It’s the bottom of the ninth and you are still on the mound after a beautifully pitched game. Your team is up by one point. But, you have runners on second and third. There are two outs and the count is 3-2. What do you serve up?
That’s the position we’re often in as marketers. In the offers we make to our prospects there can be a very fine line between big success and crushing defeat. Changing even just one word may give you a critical edge.
So to continue last week’s riff on offers, here are two more ways you can easily tweak an offer to increase sales:
#1: Demonstrate Urgency
As part of a promotion, a software company I’ve bought from and follow ran a study where they split tested the exact same offer, one with no time limit and the other with a time limited offer and countdown timer on the order page and in promotional emails.
You’ll easily guess which won, but the extent might surprise you; The time-limited offer beat the other by 450% – four and a half times the number of sales.
The lesson is clear – Stating a clear deadline with legitimate reason and demonstrating urgency with an actual timer works.
#2: Lower a Threshold
Another factor you can adjust in your offer is threshold. In other words, how easy is it to take the next step with you.
Warren Buffet isn’t alone when he says he prefers a one-foot hurdle he can easily step over rather a seven foot bar he has to clear. And our prospects feel the same way.
For example, an information marketing company you may have heard of – GKIC – ran a promotion for a $997 product.
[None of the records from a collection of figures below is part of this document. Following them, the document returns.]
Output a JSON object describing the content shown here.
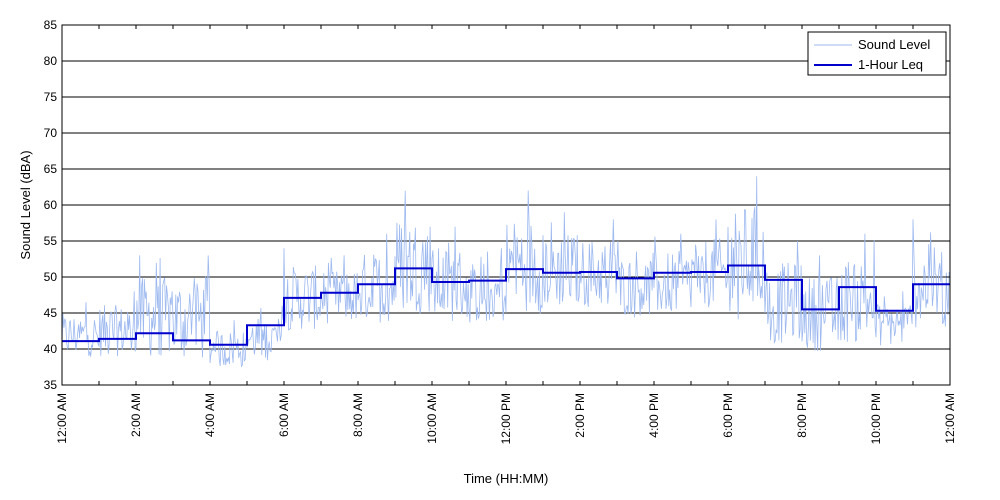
{
  "chart_data": {
    "type": "line",
    "title": "",
    "xlabel": "Time (HH:MM)",
    "ylabel": "Sound Level (dBA)",
    "ylim": [
      35,
      85
    ],
    "xlim_hours": [
      0,
      24
    ],
    "y_ticks": [
      35,
      40,
      45,
      50,
      55,
      60,
      65,
      70,
      75,
      80,
      85
    ],
    "x_tick_labels": [
      "12:00 AM",
      "2:00 AM",
      "4:00 AM",
      "6:00 AM",
      "8:00 AM",
      "10:00 AM",
      "12:00 PM",
      "2:00 PM",
      "4:00 PM",
      "6:00 PM",
      "8:00 PM",
      "10:00 PM",
      "12:00 AM"
    ],
    "x_tick_hours": [
      0,
      2,
      4,
      6,
      8,
      10,
      12,
      14,
      16,
      18,
      20,
      22,
      24
    ],
    "grid": "horizontal",
    "legend_position": "top-right",
    "series": [
      {
        "name": "Sound Level",
        "color": "#9db9f0",
        "style": "thin-line",
        "note_values": "approximate hourly envelope (min, max) of the fluctuating trace",
        "hourly_range": [
          [
            38.5,
            46.5
          ],
          [
            38.5,
            48
          ],
          [
            38,
            53
          ],
          [
            37.5,
            53
          ],
          [
            37,
            44
          ],
          [
            38,
            46
          ],
          [
            42,
            54
          ],
          [
            43,
            53
          ],
          [
            43,
            56
          ],
          [
            44,
            62
          ],
          [
            43,
            57
          ],
          [
            43,
            54
          ],
          [
            44,
            62
          ],
          [
            45,
            59
          ],
          [
            45,
            58
          ],
          [
            44,
            55
          ],
          [
            44,
            56
          ],
          [
            45,
            58
          ],
          [
            44,
            64
          ],
          [
            40,
            55
          ],
          [
            39,
            53
          ],
          [
            40,
            56
          ],
          [
            40,
            48
          ],
          [
            42,
            58
          ]
        ]
      },
      {
        "name": "1-Hour Leq",
        "color": "#0000cc",
        "style": "step",
        "hours": [
          0,
          1,
          2,
          3,
          4,
          5,
          6,
          7,
          8,
          9,
          10,
          11,
          12,
          13,
          14,
          15,
          16,
          17,
          18,
          19,
          20,
          21,
          22,
          23
        ],
        "values": [
          41.1,
          41.4,
          42.2,
          41.2,
          40.6,
          43.3,
          47.1,
          47.8,
          49.0,
          51.2,
          49.3,
          49.5,
          51.1,
          50.6,
          50.7,
          49.8,
          50.6,
          50.7,
          51.6,
          49.6,
          45.5,
          48.6,
          45.3,
          49.0
        ]
      }
    ]
  },
  "colors": {
    "grid": "#000000",
    "axis": "#000000",
    "background": "#ffffff"
  }
}
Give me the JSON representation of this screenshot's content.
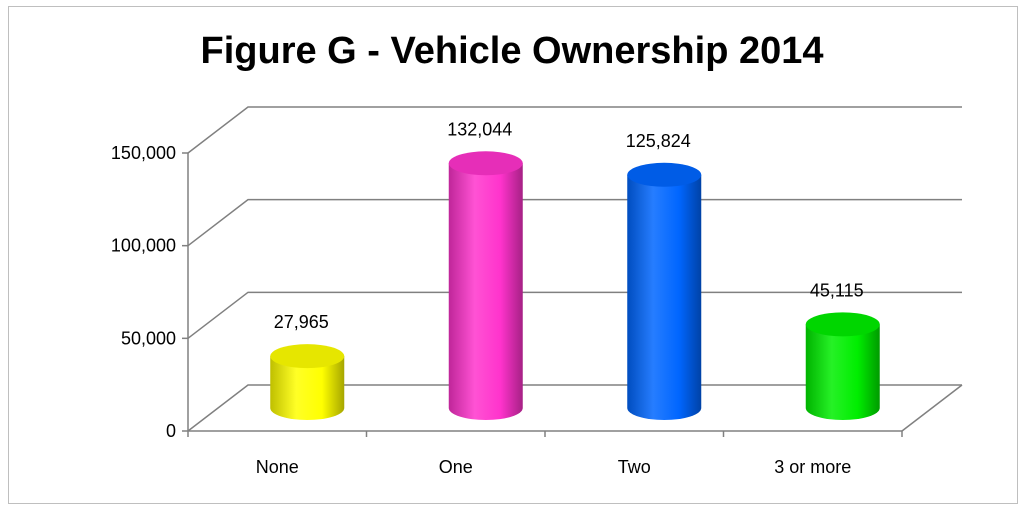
{
  "chart_data": {
    "type": "bar",
    "title": "Figure G - Vehicle Ownership 2014",
    "categories": [
      "None",
      "One",
      "Two",
      "3 or more"
    ],
    "values": [
      27965,
      132044,
      125824,
      45115
    ],
    "data_labels": [
      "27,965",
      "132,044",
      "125,824",
      "45,115"
    ],
    "y_ticks": [
      0,
      50000,
      100000,
      150000
    ],
    "y_tick_labels": [
      "0",
      "50,000",
      "100,000",
      "150,000"
    ],
    "ylim": [
      0,
      150000
    ],
    "xlabel": "",
    "ylabel": "",
    "grid": true,
    "legend": "none",
    "style": "3d-cylinder",
    "colors": [
      "#ffff00",
      "#ff33cc",
      "#0066ff",
      "#00ee00"
    ]
  }
}
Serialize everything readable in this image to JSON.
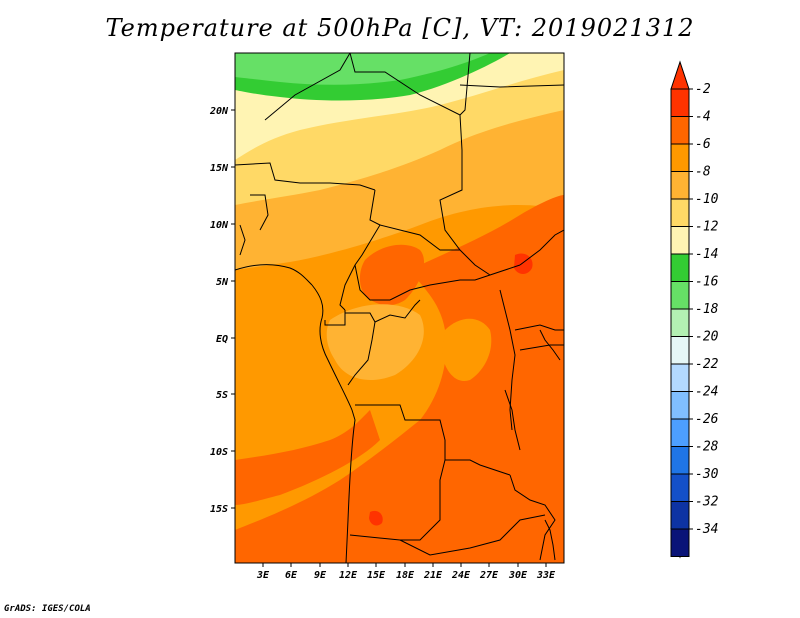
{
  "title": "Temperature at 500hPa [C], VT: 2019021312",
  "credit": "GrADS: IGES/COLA",
  "map": {
    "lat_labels": [
      "20N",
      "15N",
      "10N",
      "5N",
      "EQ",
      "5S",
      "10S",
      "15S"
    ],
    "lon_labels": [
      "3E",
      "6E",
      "9E",
      "12E",
      "15E",
      "18E",
      "21E",
      "24E",
      "27E",
      "30E",
      "33E"
    ]
  },
  "colorbar": {
    "labels": [
      "-2",
      "-4",
      "-6",
      "-8",
      "-10",
      "-12",
      "-14",
      "-16",
      "-18",
      "-20",
      "-22",
      "-24",
      "-26",
      "-28",
      "-30",
      "-32",
      "-34"
    ],
    "colors": [
      "#ff3300",
      "#ff6600",
      "#ff9900",
      "#ffb333",
      "#ffd966",
      "#fff4b3",
      "#33cc33",
      "#66e066",
      "#b3f0b3",
      "#e6f7f7",
      "#b3d9ff",
      "#80bfff",
      "#4d9fff",
      "#1f75e6",
      "#1450c8",
      "#0d33a3",
      "#0a1478"
    ],
    "top_color": "#ff3300",
    "bottom_color": "#dde6ff"
  }
}
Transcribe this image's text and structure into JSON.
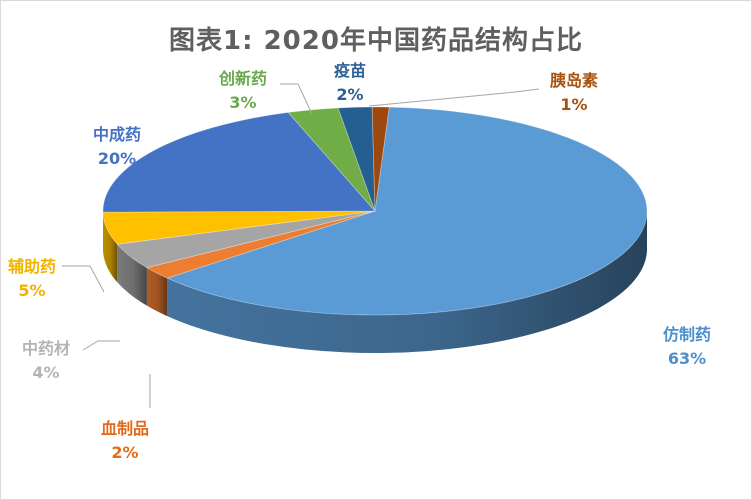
{
  "chart_data": {
    "type": "pie",
    "title": "图表1: 2020年中国药品结构占比",
    "slices": [
      {
        "name": "仿制药",
        "value": 63,
        "label": "63%",
        "color": "#5b9bd5"
      },
      {
        "name": "血制品",
        "value": 2,
        "label": "2%",
        "color": "#ed7d31"
      },
      {
        "name": "中药材",
        "value": 4,
        "label": "4%",
        "color": "#a5a5a5"
      },
      {
        "name": "辅助药",
        "value": 5,
        "label": "5%",
        "color": "#ffc000"
      },
      {
        "name": "中成药",
        "value": 20,
        "label": "20%",
        "color": "#4472c4"
      },
      {
        "name": "创新药",
        "value": 3,
        "label": "3%",
        "color": "#70ad47"
      },
      {
        "name": "疫苗",
        "value": 2,
        "label": "2%",
        "color": "#255e91"
      },
      {
        "name": "胰岛素",
        "value": 1,
        "label": "1%",
        "color": "#9e480e"
      }
    ]
  }
}
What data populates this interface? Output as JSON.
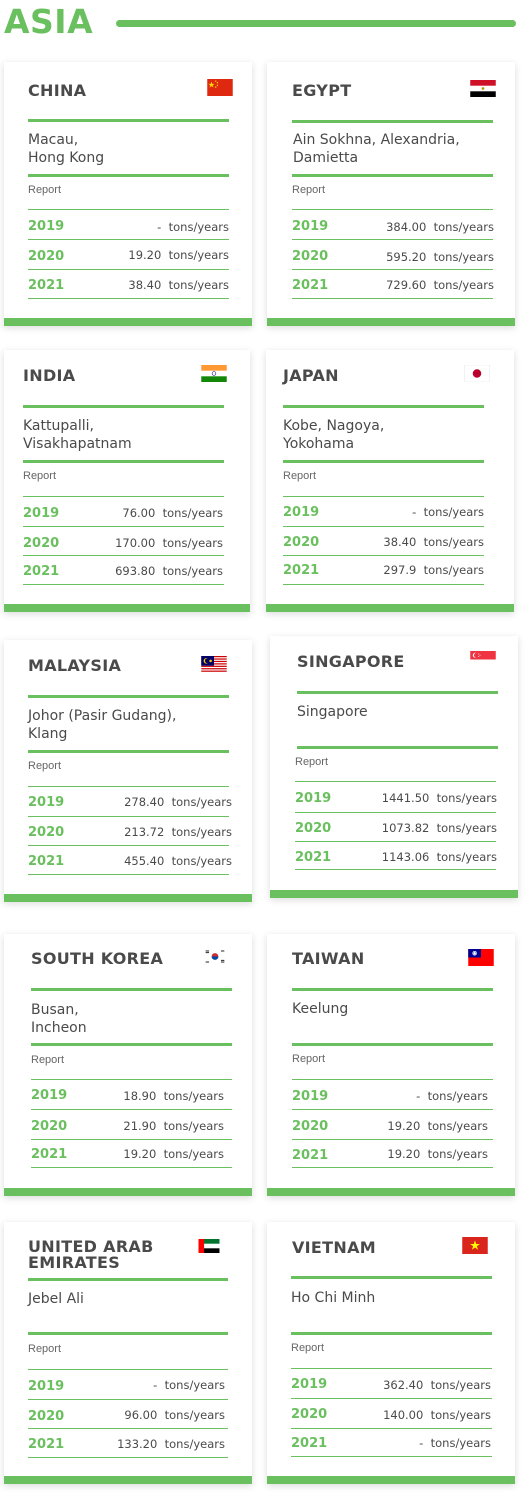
{
  "region": {
    "title": "ASIA"
  },
  "unit": "tons/years",
  "report_label": "Report",
  "cards": [
    {
      "country": "CHINA",
      "flag": "china-flag-icon",
      "ports": [
        "Macau,",
        "Hong Kong"
      ],
      "rows": [
        {
          "year": "2019",
          "value": "-"
        },
        {
          "year": "2020",
          "value": "19.20"
        },
        {
          "year": "2021",
          "value": "38.40"
        }
      ]
    },
    {
      "country": "EGYPT",
      "flag": "egypt-flag-icon",
      "ports": [
        "Ain Sokhna, Alexandria,",
        "Damietta"
      ],
      "rows": [
        {
          "year": "2019",
          "value": "384.00"
        },
        {
          "year": "2020",
          "value": "595.20"
        },
        {
          "year": "2021",
          "value": "729.60"
        }
      ]
    },
    {
      "country": "INDIA",
      "flag": "india-flag-icon",
      "ports": [
        "Kattupalli,",
        "Visakhapatnam"
      ],
      "rows": [
        {
          "year": "2019",
          "value": "76.00"
        },
        {
          "year": "2020",
          "value": "170.00"
        },
        {
          "year": "2021",
          "value": "693.80"
        }
      ]
    },
    {
      "country": "JAPAN",
      "flag": "japan-flag-icon",
      "ports": [
        "Kobe, Nagoya,",
        "Yokohama"
      ],
      "rows": [
        {
          "year": "2019",
          "value": "-"
        },
        {
          "year": "2020",
          "value": "38.40"
        },
        {
          "year": "2021",
          "value": "297.9"
        }
      ]
    },
    {
      "country": "MALAYSIA",
      "flag": "malaysia-flag-icon",
      "ports": [
        "Johor (Pasir Gudang),",
        "Klang"
      ],
      "rows": [
        {
          "year": "2019",
          "value": "278.40"
        },
        {
          "year": "2020",
          "value": "213.72"
        },
        {
          "year": "2021",
          "value": "455.40"
        }
      ]
    },
    {
      "country": "SINGAPORE",
      "flag": "singapore-flag-icon",
      "ports": [
        "Singapore"
      ],
      "rows": [
        {
          "year": "2019",
          "value": "1441.50"
        },
        {
          "year": "2020",
          "value": "1073.82"
        },
        {
          "year": "2021",
          "value": "1143.06"
        }
      ]
    },
    {
      "country": "SOUTH KOREA",
      "flag": "south-korea-flag-icon",
      "ports": [
        "Busan,",
        "Incheon"
      ],
      "rows": [
        {
          "year": "2019",
          "value": "18.90"
        },
        {
          "year": "2020",
          "value": "21.90"
        },
        {
          "year": "2021",
          "value": "19.20"
        }
      ]
    },
    {
      "country": "TAIWAN",
      "flag": "taiwan-flag-icon",
      "ports": [
        "Keelung"
      ],
      "rows": [
        {
          "year": "2019",
          "value": "-"
        },
        {
          "year": "2020",
          "value": "19.20"
        },
        {
          "year": "2021",
          "value": "19.20"
        }
      ]
    },
    {
      "country": [
        "UNITED ARAB",
        "EMIRATES"
      ],
      "flag": "uae-flag-icon",
      "ports": [
        "Jebel Ali"
      ],
      "rows": [
        {
          "year": "2019",
          "value": "-"
        },
        {
          "year": "2020",
          "value": "96.00"
        },
        {
          "year": "2021",
          "value": "133.20"
        }
      ]
    },
    {
      "country": "VIETNAM",
      "flag": "vietnam-flag-icon",
      "ports": [
        "Ho Chi Minh"
      ],
      "rows": [
        {
          "year": "2019",
          "value": "362.40"
        },
        {
          "year": "2020",
          "value": "140.00"
        },
        {
          "year": "2021",
          "value": "-"
        }
      ]
    }
  ],
  "colors": {
    "accent": "#6abf5e",
    "text": "#4a4a4a"
  }
}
After the initial offer, they sent an email to people who visited then abandoned the shopping cart. The email had a simple pitch: “Either a) you really don’t want or can’t afford the product; if so, that’s cool, this message isn’t for you, or b) you like it, but just aren’t sure enough to make the investment. In that case, what if you could get it for $1?”
The $1 offer ($1 today, then three monthly payments after a 30 day trial) more than doubled the number of sales they made. They generated revenues most businesses would have completely missed.
These two examples are striking, but even little tweaks at each point in your marketing funnel can add up. Just a 3% increase in conversions at each of, let’s say, five points in your funnel multiplies to a little over 15%. And as the above examples demonstrate, that may be extremely conservative.
So in your business, how could you “change up” a standard offer for an immediate profit surge like the two outlined here?